82.雨のち晴れ 19話

 階段を降りてきた尚太郎が、その二人に気づいた。

 改札付近に佇みながら頭上の電子掲示板を見上げてる二人の女性はギターケースを肩に担いだよしえとOL姿のサチ子だった。

「あ〜間に合わなかった」

「会いたかったなー奈緒美に。ウチの会社の会議、長すぎるんだよねー。てか、奈緒美から東京にいるよって電話もらったのは夕方だよ、急すぎだよ」とサチ子はボヤいている。

「どうも…」

 声をかけた尚太郎をサチ子とよしえが見つめた。

 尚太郎にとって気まずい再会だった。

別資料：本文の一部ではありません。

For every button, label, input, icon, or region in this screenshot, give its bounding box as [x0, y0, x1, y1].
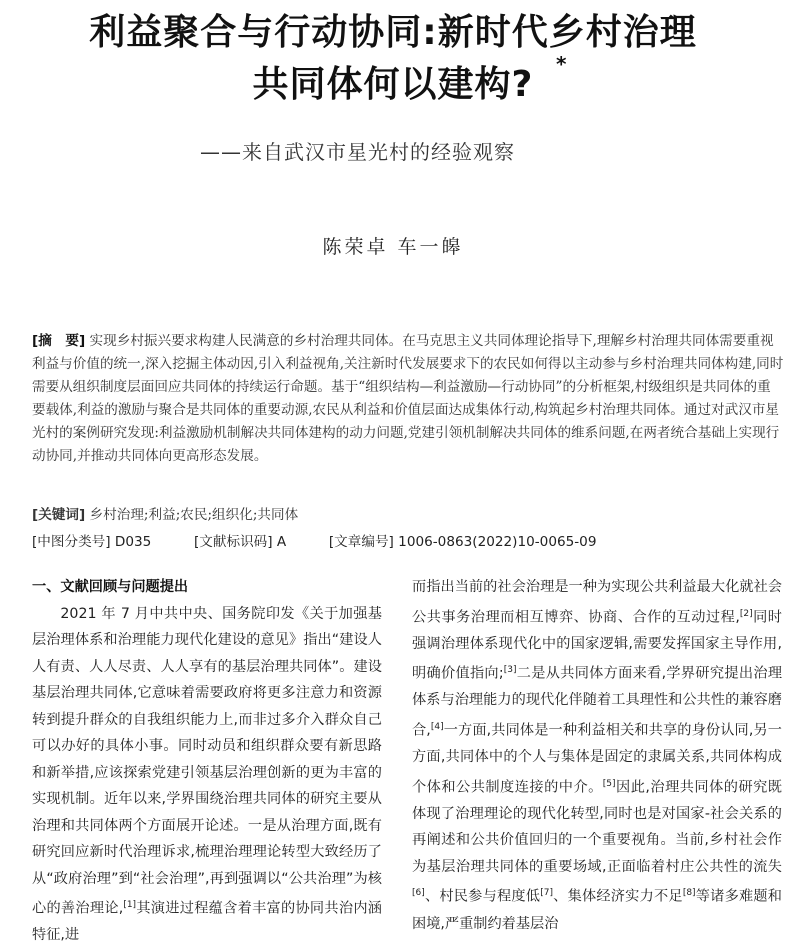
doc-code-value: A	[276, 534, 287, 550]
keywords-label: [关键词]	[32, 507, 86, 523]
body-paragraph-right	[412, 574, 782, 937]
body-paragraph-left	[32, 601, 382, 949]
authors: 陈荣卓 车一皞	[322, 236, 464, 258]
abstract-block	[32, 330, 784, 468]
text-segment: 等诸多难题和困境,严重制约着基层治	[412, 889, 782, 932]
text-segment: 、村民参与程度低	[424, 889, 541, 906]
doc-code-label: [文献标识码]	[193, 534, 273, 550]
abstract-label: [摘 要]	[32, 333, 86, 349]
citation-ref[interactable]: [3]	[503, 665, 517, 676]
keywords-block	[32, 503, 298, 523]
left-paragraph-text: 2021 年 7 月中共中央、国务院印发《关于加强基层治理体系和治理能力现代化建设的意见》指出“建设人人有责、人人尽责、人人享有的基层治理共同体”。建设基层治理共同体,它意味着需要政府将更多注意力和资源转到提升群众的自我组织能力上,而非过多介入群众自己可以办好的具体小事。同时动员和组织群众要有新思路和新举措,应该探索党建引领基层治理创新的更为丰富的实现机制。近年以来,学界围绕治理共同体的研究主要从治理和共同体两个方面展开论述。一是从治理方面,既有研究回应新时代治理诉求,梳理治理理论转型大致经历了从“政府治理”到“社会治理”,再到强调以“公共治理”为核心的善治理论,	[32, 605, 382, 917]
citation-ref[interactable]: [1]	[123, 900, 137, 910]
clc-label: [中图分类号]	[32, 534, 111, 550]
text-segment: 同时强调治理体系现代化中的国家逻辑,需要发挥国家主导作用,明确价值指向;	[412, 609, 782, 682]
right-column	[412, 574, 782, 937]
article-number-value: 1006-0863(2022)10-0065-09	[398, 534, 597, 550]
text-segment: 而指出当前的社会治理是一种为实现公共利益最大化就社会公共事务治理而相互博弈、协商、合作的互动过程,	[412, 579, 782, 626]
title-footnote-mark: *	[556, 52, 567, 76]
classification-line	[32, 530, 784, 550]
left-paragraph-tail: 其演进过程蕴含着丰富的协同共治内涵特征,进	[32, 900, 382, 944]
text-segment: 二是从共同体方面来看,学界研究提出治理体系与治理能力的现代化伴随着工具理性和公共性的兼容磨合,	[412, 665, 783, 739]
citation-ref[interactable]: [8]	[682, 888, 696, 899]
section-heading: 一、文献回顾与问题提出	[32, 579, 189, 595]
subtitle: ——来自武汉市星光村的经验观察	[200, 140, 515, 164]
citation-ref[interactable]: [4]	[430, 721, 444, 732]
citation-ref[interactable]: [5]	[602, 778, 616, 789]
text-segment: 一方面,共同体是一种利益相关和共享的身份认同,另一方面,共同体中的个人与集体是固定的隶属关系,共同体构成个体和公共制度连接的中介。	[412, 722, 782, 796]
citation-ref[interactable]: [6]	[412, 888, 425, 899]
title-line-2: 共同体何以建构?	[252, 64, 534, 105]
left-column	[32, 574, 382, 949]
clc-value: D035	[114, 534, 152, 550]
citation-ref[interactable]: [2]	[739, 608, 753, 619]
article-number-label: [文章编号]	[328, 534, 394, 550]
title-line-1: 利益聚合与行动协同:新时代乡村治理	[89, 12, 697, 53]
abstract-text: 实现乡村振兴要求构建人民满意的乡村治理共同体。在马克思主义共同体理论指导下,理解乡村治理共同体需要重视利益与价值的统一,深入挖掘主体动因,引入利益视角,关注新时代发展要求下的农民如何得以主动参与乡村治理共同体构建,同时需要从组织制度层面回应共同体的持续运行命题。基于“组织结构—利益激励—行动协同”的分析框架,村级组织是共同体的重要载体,利益的激励与聚合是共同体的重要动源,农民从利益和价值层面达成集体行动,构筑起乡村治理共同体。通过对武汉市星光村的案例研究发现:利益激励机制解决共同体建构的动力问题,党建引领机制解决共同体的维系问题,在两者统合基础上实现行动协同,并推动共同体向更高形态发展。	[32, 333, 784, 464]
text-segment: 因此,治理共同体的研究既体现了治理理论的现代化转型,同时也是对国家-社会关系的再阐述和公共价值回归的一个重要视角。当前,乡村社会作为基层治理共同体的重要场域,正面临着村庄公共性的流失	[412, 779, 782, 875]
text-segment: 、集体经济实力不足	[552, 889, 683, 906]
citation-ref[interactable]: [7]	[540, 888, 553, 899]
keywords-text: 乡村治理;利益;农民;组织化;共同体	[89, 507, 299, 523]
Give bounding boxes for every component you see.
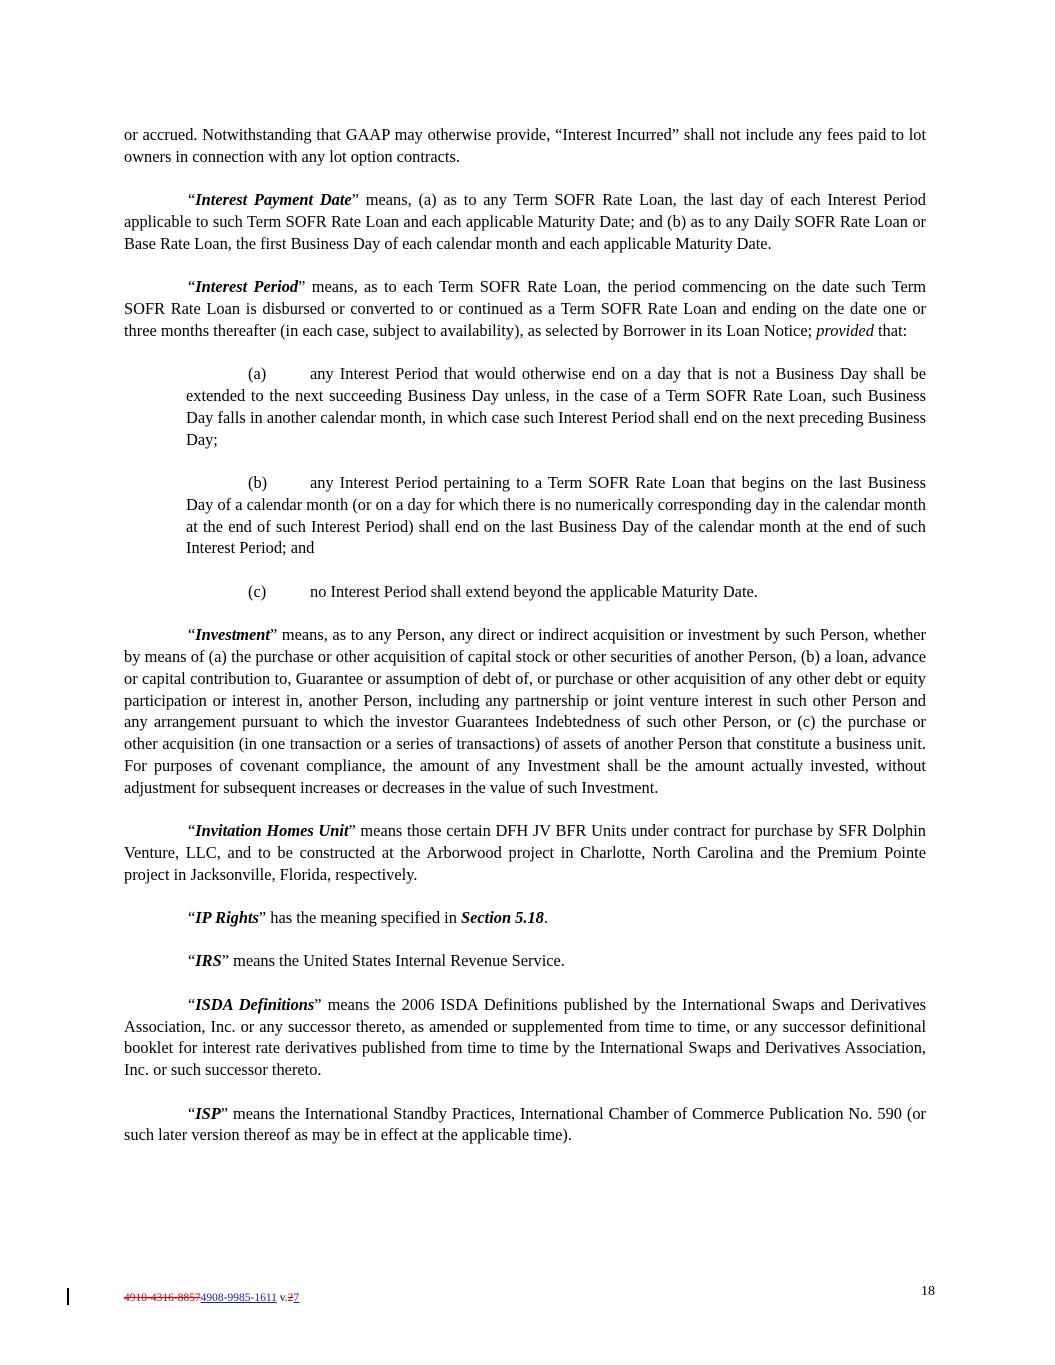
definition-text: ” means the 2006 ISDA Definitions published by the International Swaps and Derivatives Association, Inc. or any successor thereto, as amended or supplemented from time to time, or any successor definitional booklet for interest rate derivatives published from time to time by the International Swaps and Derivatives Association, Inc. or such successor thereto. [124, 994, 926, 1080]
clause-text: any Interest Period that would otherwise end on a day that is not a Business Day shall be extended to the next succeeding Business Day unless, in the case of a Term SOFR Rate Loan, such Business Day falls in another calendar month, in which case such Interest Period shall end on the next preceding Business Day; [186, 364, 926, 449]
clause-c [186, 581, 926, 603]
definition-text: ” means, as to any Person, any direct or indirect acquisition or investment by such Person, whether by means of (a) the purchase or other acquisition of capital stock or other securities of another Person, (b) a loan, advance or capital contribution to, Guarantee or assumption of debt of, or purchase or other acquisition of any other debt or equity participation or interest in, another Person, including any partnership or joint venture interest in such other Person and any arrangement pursuant to which the investor Guarantees Indebtedness of such other Person, or (c) the purchase or other acquisition (in one transaction or a series of transactions) of assets of another Person that constitute a business unit. For purposes of covenant compliance, the amount of any Investment shall be the amount actually invested, without adjustment for subsequent increases or decreases in the value of such Investment. [124, 625, 926, 797]
section-reference: Section 5.18 [461, 908, 544, 928]
page-number: 18 [921, 1284, 935, 1299]
definition-text: ” has the meaning specified in [258, 908, 461, 928]
deleted-version: 2 [287, 1292, 294, 1304]
defined-term: ISDA Definitions [195, 994, 315, 1014]
definition-text: ” means, (a) as to any Term SOFR Rate Loan, the last day of each Interest Period applicable to such Term SOFR Rate Loan and each applicable Maturity Date; and (b) as to any Daily SOFR Rate Loan or Base Rate Loan, the first Business Day of each calendar month and each applicable Maturity Date. [124, 190, 926, 253]
open-quote: “ [188, 625, 196, 645]
defined-term: Interest Payment Date [195, 190, 352, 210]
defined-term: ISP [195, 1103, 221, 1123]
clause-label: (c) [248, 581, 267, 601]
open-quote: “ [188, 994, 196, 1014]
definition-tail: that: [873, 320, 908, 340]
document-body [124, 124, 926, 1168]
clause-label: (b) [248, 472, 268, 492]
definition-investment [124, 624, 926, 798]
defined-term: Invitation Homes Unit [195, 821, 349, 841]
paragraph-continuation: or accrued. Notwithstanding that GAAP may otherwise provide, “Interest Incurred” shall not include any fees paid to lot owners in connection with any lot option contracts. [124, 125, 926, 166]
open-quote: “ [188, 1103, 196, 1123]
provided-word: provided [816, 320, 874, 340]
open-quote: “ [188, 277, 196, 297]
deleted-doc-id: 4910-4316-8857 [124, 1292, 201, 1304]
inserted-version: 7 [293, 1292, 300, 1304]
clause-text: no Interest Period shall extend beyond the applicable Maturity Date. [310, 581, 758, 601]
open-quote: “ [188, 821, 196, 841]
definition-text: ” means, as to each Term SOFR Rate Loan, the period commencing on the date such Term SOFR Rate Loan is disbursed or converted to or continued as a Term SOFR Rate Loan and ending on the date one or three months thereafter (in each case, subject to availability), as selected by Borrower in its Loan Notice; [124, 277, 926, 340]
defined-term: Interest Period [195, 277, 299, 297]
open-quote: “ [188, 951, 196, 971]
clause-label: (a) [248, 364, 267, 384]
definition-isda-definitions [124, 994, 926, 1081]
definition-isp [124, 1103, 926, 1147]
inserted-doc-id: 4908-9985-1611 [200, 1292, 277, 1304]
clause-text: any Interest Period pertaining to a Term SOFR Rate Loan that begins on the last Business Day of a calendar month (or on a day for which there is no numerically corresponding day in the calendar month at the end of such Interest Period) shall end on the last Business Day of the calendar month at the end of such Interest Period; and [186, 472, 926, 558]
change-bar [67, 1288, 69, 1305]
clause-a [186, 363, 926, 450]
defined-term: IP Rights [195, 908, 259, 928]
definition-ip-rights [124, 907, 926, 929]
open-quote: “ [188, 908, 196, 928]
definition-invitation-homes-unit [124, 820, 926, 885]
definition-text: ” means the International Standby Practices, International Chamber of Commerce Publication No. 590 (or such later version thereof as may be in effect at the applicable time). [124, 1103, 926, 1145]
definition-text: ” means those certain DFH JV BFR Units under contract for purchase by SFR Dolphin Venture, LLC, and to be constructed at the Arborwood project in Charlotte, North Carolina and the Premium Pointe project in Jacksonville, Florida, respectively. [124, 821, 926, 884]
definition-interest-payment-date [124, 189, 926, 254]
document-id-footer [124, 1292, 299, 1304]
version-prefix: v. [276, 1292, 288, 1304]
definition-text: ” means the United States Internal Revenue Service. [221, 951, 565, 971]
open-quote: “ [188, 190, 196, 210]
definition-irs [124, 950, 926, 972]
clause-b [186, 472, 926, 559]
defined-term: Investment [195, 625, 270, 645]
definition-interest-period [124, 276, 926, 341]
defined-term: IRS [195, 951, 222, 971]
definition-tail: . [543, 908, 548, 928]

あの日の醜態を見せたことで会うことを避けてきたので恥ずかしさと気まずい気持ちが入り混じっている。

 声の主の尚太郎を見たサチ子が「なんで尚太郎くんが奈緒美を独占してるのか意味がわかりませーん」と軽口を叩いたことで、そのわだかまりを一瞬に消してくれた。

二人の女性たちは口々に「バーカ」「単細胞」「弱虫」「スネ男」「寂しがり屋」「かまってほしいコ」と思いつくままの単語を面白そうに尚太郎に向けて喜んだ。